Türkiye Suriye kardeşlik zemini

ZERRİN ÖZTÜRK

Kahramanmaraş merkezli büyük deprem, Suriye’yi de vurdu. Aynı fay hattı uzantısında başta İdlib kenti olmak üzere Halep, Hama, Lazkiye, Tartus, Rakka gibi illerini de etkiledi, hasara ve can kaybına yol açtı.

Suriye ile aramızda sadece coğrafi komşuluk değil, aileler arasında akrabalık bağları vardır. İki halk arasında kültür ve yazgı kardeşliği de derin bir tarihe sahiptir. İskenderun ve Hatay’da aynı pazarları, aynı tatil beldelerini paylaştığımız Suriyelilerin dirençli ruh halini iyi bilirim.

Kardeş Suriye, kendi yaralarını sararken 33 ülkeden destek aldı. Arap ülkeleri, Türkiye ve Suriye’ye birlikte yardım etti. Ne acıdır, Suriye’nin yıkımdan en çok etkilenen bölgeleri, uzun yıllardır ABD’nin Büyük Ortadoğu Projesi kapsamında saldırı ve işgal altındadır.

Suriyeli kardeşlerimizin çektiği acıların haddi hesabı yok. 2011 yılında kadın örgütleri olarak Suriye’ye kardeşlik ve destek için gittiğimizde, Amerikan emperyalizminin bu insanlara yaşattığı o zor günlere yakından tanık oldum.

İdlib baştan aşağı yıkıntılar içinde. Adeta taş taş üstünde kalmamış. Suriye, ABD’ye ve onun hempalarına karşı kahramanca yürüttüğü savaşın üstüne, bir de deprem felaketiyle baş etmeye çalışırken, İsrail uçakları Şam’ı bombaladı. Yetmedi Suriye’nin destek verdiği Filistin’de yeni katliamlar düzenlendi.

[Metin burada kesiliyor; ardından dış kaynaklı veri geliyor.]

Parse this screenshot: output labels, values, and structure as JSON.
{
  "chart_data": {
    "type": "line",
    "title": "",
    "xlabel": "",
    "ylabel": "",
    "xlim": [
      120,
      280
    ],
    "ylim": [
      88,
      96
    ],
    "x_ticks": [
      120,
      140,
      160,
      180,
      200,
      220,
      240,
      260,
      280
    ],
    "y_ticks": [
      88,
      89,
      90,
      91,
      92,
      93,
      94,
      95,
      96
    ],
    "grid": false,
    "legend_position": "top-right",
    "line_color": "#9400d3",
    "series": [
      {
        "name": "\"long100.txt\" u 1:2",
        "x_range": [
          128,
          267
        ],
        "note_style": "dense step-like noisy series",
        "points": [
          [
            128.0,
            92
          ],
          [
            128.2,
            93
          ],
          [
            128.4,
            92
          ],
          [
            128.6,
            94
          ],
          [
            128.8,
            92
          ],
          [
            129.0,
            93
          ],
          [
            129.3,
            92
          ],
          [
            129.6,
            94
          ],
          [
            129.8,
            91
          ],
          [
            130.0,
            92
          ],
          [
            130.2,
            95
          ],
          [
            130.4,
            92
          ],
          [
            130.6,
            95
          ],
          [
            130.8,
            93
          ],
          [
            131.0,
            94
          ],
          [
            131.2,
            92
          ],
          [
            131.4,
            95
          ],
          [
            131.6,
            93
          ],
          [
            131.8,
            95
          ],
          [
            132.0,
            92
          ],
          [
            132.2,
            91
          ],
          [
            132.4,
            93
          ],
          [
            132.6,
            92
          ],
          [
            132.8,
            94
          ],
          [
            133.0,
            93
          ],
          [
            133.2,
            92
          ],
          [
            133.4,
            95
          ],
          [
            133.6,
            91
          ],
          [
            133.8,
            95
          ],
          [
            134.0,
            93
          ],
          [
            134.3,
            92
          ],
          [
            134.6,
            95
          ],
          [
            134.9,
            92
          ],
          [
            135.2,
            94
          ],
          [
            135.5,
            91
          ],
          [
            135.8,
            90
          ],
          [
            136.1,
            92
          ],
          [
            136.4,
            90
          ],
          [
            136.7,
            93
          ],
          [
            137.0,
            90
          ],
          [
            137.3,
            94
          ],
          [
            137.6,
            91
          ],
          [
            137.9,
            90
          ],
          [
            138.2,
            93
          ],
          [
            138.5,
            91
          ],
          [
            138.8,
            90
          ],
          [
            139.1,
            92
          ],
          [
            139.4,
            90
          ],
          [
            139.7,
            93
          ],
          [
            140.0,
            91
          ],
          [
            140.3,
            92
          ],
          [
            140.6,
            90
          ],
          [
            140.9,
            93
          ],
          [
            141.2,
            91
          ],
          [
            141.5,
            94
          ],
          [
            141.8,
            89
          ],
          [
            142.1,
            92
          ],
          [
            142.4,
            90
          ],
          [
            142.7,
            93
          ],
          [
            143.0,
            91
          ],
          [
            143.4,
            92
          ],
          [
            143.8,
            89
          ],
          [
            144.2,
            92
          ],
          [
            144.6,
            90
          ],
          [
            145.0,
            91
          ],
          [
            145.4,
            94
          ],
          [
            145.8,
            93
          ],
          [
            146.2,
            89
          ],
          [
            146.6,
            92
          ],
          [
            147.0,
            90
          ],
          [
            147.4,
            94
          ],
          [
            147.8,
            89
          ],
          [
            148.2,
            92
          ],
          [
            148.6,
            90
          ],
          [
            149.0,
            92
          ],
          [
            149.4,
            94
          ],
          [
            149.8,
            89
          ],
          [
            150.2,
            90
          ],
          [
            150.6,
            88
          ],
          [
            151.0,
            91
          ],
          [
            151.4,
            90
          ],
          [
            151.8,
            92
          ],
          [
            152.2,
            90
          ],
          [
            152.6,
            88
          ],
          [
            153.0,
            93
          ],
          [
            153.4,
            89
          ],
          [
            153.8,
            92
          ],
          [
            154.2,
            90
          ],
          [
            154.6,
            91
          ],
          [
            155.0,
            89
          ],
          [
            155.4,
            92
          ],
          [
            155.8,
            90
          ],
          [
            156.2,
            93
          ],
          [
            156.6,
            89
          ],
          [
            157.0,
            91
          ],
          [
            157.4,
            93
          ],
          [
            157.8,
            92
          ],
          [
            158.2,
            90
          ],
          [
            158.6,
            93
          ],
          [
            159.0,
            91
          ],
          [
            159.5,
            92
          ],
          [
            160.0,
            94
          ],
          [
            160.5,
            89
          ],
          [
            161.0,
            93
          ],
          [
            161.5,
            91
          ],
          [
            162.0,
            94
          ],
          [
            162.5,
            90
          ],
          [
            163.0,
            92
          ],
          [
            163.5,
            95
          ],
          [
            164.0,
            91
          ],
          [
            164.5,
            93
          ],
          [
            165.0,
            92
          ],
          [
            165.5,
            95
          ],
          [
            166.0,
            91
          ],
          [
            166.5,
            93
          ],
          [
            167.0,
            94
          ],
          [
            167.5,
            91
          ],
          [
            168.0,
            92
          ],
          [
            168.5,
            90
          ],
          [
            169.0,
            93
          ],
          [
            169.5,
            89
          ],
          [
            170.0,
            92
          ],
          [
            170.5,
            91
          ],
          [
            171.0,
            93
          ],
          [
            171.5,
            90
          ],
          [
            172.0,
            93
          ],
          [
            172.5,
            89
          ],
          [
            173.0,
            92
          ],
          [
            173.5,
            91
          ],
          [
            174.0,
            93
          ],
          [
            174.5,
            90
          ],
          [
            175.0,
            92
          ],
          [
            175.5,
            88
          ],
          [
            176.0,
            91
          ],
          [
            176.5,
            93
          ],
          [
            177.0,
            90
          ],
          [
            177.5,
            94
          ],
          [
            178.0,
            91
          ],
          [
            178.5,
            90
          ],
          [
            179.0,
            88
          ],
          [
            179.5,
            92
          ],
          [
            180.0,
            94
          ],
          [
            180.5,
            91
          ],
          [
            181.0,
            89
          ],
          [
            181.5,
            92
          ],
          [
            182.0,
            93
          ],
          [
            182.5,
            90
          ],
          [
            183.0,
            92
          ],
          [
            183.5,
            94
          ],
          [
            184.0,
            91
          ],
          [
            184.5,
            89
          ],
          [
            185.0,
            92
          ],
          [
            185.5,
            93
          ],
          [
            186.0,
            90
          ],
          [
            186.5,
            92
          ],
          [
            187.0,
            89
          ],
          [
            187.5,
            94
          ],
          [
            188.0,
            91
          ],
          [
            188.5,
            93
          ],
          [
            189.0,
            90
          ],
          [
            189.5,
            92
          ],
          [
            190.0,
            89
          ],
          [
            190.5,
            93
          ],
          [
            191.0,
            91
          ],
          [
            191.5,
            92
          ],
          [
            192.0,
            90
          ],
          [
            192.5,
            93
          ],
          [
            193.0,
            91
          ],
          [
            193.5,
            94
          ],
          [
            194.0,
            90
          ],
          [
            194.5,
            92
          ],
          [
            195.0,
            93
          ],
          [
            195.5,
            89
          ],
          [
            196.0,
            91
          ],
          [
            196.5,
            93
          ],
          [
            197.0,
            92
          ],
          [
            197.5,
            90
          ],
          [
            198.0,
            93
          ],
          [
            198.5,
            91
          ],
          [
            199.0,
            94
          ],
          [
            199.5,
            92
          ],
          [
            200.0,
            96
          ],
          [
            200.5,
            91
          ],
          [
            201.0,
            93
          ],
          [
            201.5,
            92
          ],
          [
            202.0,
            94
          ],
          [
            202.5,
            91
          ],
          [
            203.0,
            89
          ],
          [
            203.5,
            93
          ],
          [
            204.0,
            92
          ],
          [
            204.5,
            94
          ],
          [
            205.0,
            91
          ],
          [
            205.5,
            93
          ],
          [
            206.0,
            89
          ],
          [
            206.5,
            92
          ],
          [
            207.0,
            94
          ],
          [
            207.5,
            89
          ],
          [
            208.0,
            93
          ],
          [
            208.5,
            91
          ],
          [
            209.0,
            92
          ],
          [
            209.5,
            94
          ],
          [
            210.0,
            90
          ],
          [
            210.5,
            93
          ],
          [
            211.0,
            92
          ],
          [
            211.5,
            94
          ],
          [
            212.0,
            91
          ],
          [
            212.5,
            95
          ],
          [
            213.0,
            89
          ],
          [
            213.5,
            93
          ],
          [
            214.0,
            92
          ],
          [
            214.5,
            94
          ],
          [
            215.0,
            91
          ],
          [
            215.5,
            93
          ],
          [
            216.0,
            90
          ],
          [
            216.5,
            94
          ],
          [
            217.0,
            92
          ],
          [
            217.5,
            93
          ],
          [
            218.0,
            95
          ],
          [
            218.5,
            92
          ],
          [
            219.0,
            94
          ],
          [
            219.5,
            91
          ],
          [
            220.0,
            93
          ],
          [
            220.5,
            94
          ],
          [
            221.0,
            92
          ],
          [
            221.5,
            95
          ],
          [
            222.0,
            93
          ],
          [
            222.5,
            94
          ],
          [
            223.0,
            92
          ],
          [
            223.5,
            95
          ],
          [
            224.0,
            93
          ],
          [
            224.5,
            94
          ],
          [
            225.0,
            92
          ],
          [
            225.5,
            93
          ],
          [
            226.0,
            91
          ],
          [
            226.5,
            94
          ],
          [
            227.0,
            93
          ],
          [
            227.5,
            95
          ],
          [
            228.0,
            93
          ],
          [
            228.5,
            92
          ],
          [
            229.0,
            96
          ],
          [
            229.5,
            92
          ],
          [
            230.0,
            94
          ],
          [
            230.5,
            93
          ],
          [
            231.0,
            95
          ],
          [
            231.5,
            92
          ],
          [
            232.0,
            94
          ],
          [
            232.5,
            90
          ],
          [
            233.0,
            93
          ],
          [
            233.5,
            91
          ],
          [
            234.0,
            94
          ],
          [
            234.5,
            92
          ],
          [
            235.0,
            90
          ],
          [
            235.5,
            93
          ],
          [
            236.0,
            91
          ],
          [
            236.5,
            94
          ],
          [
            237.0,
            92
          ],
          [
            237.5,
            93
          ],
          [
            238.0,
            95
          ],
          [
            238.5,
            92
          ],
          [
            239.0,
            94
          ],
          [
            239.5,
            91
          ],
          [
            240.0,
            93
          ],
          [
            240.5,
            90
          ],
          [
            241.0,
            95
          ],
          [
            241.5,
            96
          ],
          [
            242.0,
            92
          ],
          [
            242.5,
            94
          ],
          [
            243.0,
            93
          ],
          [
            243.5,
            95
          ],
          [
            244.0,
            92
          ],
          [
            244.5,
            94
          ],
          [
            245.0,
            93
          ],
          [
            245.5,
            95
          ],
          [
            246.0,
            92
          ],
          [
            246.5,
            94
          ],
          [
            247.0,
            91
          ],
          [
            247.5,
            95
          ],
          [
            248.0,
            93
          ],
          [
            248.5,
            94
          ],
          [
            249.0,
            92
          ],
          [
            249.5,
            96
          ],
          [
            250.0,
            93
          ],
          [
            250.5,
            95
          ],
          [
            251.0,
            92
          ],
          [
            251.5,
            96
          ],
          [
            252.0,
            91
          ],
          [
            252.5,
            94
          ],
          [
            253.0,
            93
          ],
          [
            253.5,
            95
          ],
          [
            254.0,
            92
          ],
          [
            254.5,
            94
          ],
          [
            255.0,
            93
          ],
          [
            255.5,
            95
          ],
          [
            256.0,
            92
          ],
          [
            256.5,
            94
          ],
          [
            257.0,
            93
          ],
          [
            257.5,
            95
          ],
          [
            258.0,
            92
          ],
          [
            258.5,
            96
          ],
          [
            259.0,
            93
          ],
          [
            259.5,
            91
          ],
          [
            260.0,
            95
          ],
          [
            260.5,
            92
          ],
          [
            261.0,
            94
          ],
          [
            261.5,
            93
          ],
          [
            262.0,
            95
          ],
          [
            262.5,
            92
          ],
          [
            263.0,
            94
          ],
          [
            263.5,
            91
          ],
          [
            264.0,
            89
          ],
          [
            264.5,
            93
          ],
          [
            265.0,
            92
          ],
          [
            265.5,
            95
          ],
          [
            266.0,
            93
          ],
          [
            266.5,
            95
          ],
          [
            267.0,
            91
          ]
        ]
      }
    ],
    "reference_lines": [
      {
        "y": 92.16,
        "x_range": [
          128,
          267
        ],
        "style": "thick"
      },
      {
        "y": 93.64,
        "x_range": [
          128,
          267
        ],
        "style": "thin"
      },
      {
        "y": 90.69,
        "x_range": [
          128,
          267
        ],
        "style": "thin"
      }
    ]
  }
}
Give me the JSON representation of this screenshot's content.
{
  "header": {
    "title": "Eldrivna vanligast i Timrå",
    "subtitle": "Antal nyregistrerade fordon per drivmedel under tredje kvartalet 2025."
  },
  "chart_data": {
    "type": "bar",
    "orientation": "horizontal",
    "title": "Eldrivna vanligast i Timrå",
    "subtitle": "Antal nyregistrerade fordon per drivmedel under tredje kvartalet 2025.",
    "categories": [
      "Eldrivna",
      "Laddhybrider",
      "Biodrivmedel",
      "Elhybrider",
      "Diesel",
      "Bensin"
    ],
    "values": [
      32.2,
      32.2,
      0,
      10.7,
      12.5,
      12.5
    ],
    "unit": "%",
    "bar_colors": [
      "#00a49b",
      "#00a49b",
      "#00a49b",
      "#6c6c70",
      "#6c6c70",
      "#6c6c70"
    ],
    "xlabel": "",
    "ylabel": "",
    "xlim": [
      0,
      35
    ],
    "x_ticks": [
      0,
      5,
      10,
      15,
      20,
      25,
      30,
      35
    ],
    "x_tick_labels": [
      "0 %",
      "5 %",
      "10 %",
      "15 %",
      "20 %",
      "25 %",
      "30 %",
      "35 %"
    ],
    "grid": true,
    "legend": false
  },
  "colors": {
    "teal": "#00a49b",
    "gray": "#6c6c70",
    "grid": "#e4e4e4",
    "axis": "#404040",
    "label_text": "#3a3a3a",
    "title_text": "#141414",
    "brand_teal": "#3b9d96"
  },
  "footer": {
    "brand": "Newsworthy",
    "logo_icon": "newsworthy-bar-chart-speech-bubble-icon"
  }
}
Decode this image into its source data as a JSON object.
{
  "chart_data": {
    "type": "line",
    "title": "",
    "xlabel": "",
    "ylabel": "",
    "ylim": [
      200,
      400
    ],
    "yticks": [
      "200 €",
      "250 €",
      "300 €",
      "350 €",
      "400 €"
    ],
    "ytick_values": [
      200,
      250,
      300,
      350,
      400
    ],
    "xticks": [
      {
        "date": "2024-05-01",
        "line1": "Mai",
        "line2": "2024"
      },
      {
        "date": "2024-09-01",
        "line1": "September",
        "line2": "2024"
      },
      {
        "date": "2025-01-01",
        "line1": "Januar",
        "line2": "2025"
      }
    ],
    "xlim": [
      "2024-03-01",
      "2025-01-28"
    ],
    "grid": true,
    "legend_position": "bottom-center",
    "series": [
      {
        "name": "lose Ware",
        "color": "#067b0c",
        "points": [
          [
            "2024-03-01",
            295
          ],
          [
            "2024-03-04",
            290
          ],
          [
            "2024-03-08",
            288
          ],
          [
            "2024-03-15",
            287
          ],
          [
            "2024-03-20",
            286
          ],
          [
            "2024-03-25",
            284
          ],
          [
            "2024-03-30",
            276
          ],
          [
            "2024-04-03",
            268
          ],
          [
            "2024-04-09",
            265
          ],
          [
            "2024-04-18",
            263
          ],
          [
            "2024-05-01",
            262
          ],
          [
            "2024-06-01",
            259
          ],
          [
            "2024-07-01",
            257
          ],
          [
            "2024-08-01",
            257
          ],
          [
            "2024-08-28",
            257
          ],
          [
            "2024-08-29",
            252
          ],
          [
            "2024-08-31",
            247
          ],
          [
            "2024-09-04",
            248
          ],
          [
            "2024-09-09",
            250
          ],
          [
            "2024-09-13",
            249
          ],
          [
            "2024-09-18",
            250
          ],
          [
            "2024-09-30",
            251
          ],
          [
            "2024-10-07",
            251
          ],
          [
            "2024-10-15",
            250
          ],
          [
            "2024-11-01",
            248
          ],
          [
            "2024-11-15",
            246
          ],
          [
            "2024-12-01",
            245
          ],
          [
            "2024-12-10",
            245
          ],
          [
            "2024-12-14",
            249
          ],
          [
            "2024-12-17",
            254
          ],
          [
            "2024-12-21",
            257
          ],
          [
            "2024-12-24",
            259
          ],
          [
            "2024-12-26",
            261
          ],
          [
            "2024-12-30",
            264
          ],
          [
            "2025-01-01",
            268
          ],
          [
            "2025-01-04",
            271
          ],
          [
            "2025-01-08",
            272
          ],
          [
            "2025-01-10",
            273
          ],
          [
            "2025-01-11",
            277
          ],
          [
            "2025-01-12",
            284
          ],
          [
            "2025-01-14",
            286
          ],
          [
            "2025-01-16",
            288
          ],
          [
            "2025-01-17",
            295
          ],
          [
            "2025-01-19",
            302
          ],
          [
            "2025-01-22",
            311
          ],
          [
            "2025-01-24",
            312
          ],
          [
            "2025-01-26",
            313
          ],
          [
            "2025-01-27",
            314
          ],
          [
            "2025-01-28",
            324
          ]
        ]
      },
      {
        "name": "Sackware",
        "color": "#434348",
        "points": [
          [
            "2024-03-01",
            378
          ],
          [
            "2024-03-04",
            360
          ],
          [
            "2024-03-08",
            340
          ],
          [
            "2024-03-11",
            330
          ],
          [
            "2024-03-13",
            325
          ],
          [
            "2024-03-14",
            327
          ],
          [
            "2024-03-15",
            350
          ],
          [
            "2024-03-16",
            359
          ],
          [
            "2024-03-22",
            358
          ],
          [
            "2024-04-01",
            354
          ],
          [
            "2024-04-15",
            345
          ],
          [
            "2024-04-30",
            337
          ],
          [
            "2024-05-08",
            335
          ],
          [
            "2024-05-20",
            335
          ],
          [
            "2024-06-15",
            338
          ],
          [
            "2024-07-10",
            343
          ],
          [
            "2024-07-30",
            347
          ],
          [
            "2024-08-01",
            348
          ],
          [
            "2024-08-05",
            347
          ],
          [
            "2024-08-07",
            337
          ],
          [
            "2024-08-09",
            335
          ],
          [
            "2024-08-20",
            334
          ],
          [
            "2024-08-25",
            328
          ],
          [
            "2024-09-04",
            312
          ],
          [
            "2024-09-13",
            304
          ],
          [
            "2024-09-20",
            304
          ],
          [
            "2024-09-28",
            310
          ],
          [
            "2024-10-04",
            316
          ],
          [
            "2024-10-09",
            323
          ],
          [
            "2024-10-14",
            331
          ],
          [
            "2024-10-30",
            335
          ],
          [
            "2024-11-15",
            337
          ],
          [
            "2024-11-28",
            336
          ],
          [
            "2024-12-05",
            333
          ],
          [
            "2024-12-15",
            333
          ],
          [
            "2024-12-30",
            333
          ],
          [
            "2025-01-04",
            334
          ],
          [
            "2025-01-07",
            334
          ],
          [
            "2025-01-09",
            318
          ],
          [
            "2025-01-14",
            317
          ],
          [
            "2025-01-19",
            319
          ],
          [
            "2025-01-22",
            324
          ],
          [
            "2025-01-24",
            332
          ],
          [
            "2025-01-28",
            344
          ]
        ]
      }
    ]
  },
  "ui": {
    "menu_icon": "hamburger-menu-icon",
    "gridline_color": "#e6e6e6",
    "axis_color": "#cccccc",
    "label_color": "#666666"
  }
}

Emperyalizmin timsah gözyaşlarının inandırıcılıktan ne kadar uzak olduğuna bir kez daha tanık olduk. Öte yanda, bu zalimlerin sözde yardım çabaları insana hakaret gibi geliyor.

Türkiye ilk günden beri milli bir dayanışma içinde iken özellikle Vatan Partisi, Aydınlık Gazetesi ve Ulusal Kanal’ın yayın politikası, vatansever medyaya öncülük etti. Fesatlık ve planlı bozgunculuk boşa çıkarıldı. Bu büyük yıkımda, yıkıcı medya saldırılarına rağmen Türk milletinin birlik ve bütünlüğe verdiği değer, hakkıyla ortaya konulmuştur. Bu felaket gücümüzün gizil enerjisini açığa çıkardı.

Vatan Partisi Genel Başkanı Doğu Perinçek’in daha ilk gün yaptığı tespit ve uyarı dağılmayı önlemiştir; Hükümet kadrolarına, sahada çalışanlara moral olmuş, yol göstermiştir: “Olağanüstü durumlarda çözüm, her zaman olağanüstüdür!” “Bu koşullarda karamsarlık en büyük düşmanımızdır!” Yapılan bu tarihsel açıklamalar, deprem yıkımını kaosa çevirmek isteyen yerli ve yabancı ajanların faaliyetine en güçlü darbeyi vurmuş, ön alıcı olmuştur. 

Bir musibetin bin nasihatten hayırlı olduğunu söyleyen atalarımıza uyarak, ayrımsız bütün illere aynı anda yeterli yardımların yapılması, şimdi de kalıcı konut yapımı konusunda bölgenin tamamında düzenli, sık aralıklarla yeniden hasar tespitlerinin yapılması sağlanmalıdır.

Komşumuz Suriye’nin ABD’ye karşı on yıldır yürüttüğü savaşta, Türkiye’nin olumsuz rolü ve işbirliğinin devamlı ertelenmesi başka bir kaygı konusudur. Birlikte yaşadığımız büyük afetin, görüşmelerin ve işbirliğinin önündeki engelleri yıkıp sağlam kardeşlik zemini yaratmasını diliyorum. Türkiye ve Suriye kadınlarının yüksek kardeşlik duygularıyla birbirlerini kucaklayacakları o günlerin yeniden gelmesini büyük hasretle bekliyorum.

Türkiye’nin, büyük bir devlet olarak bu zor günlerde Suriye’ye birlik ve yardımlaşma elini uzatması, Amerikancı kaos merkezlerine verilmiş en etkili yanıt olacaktır.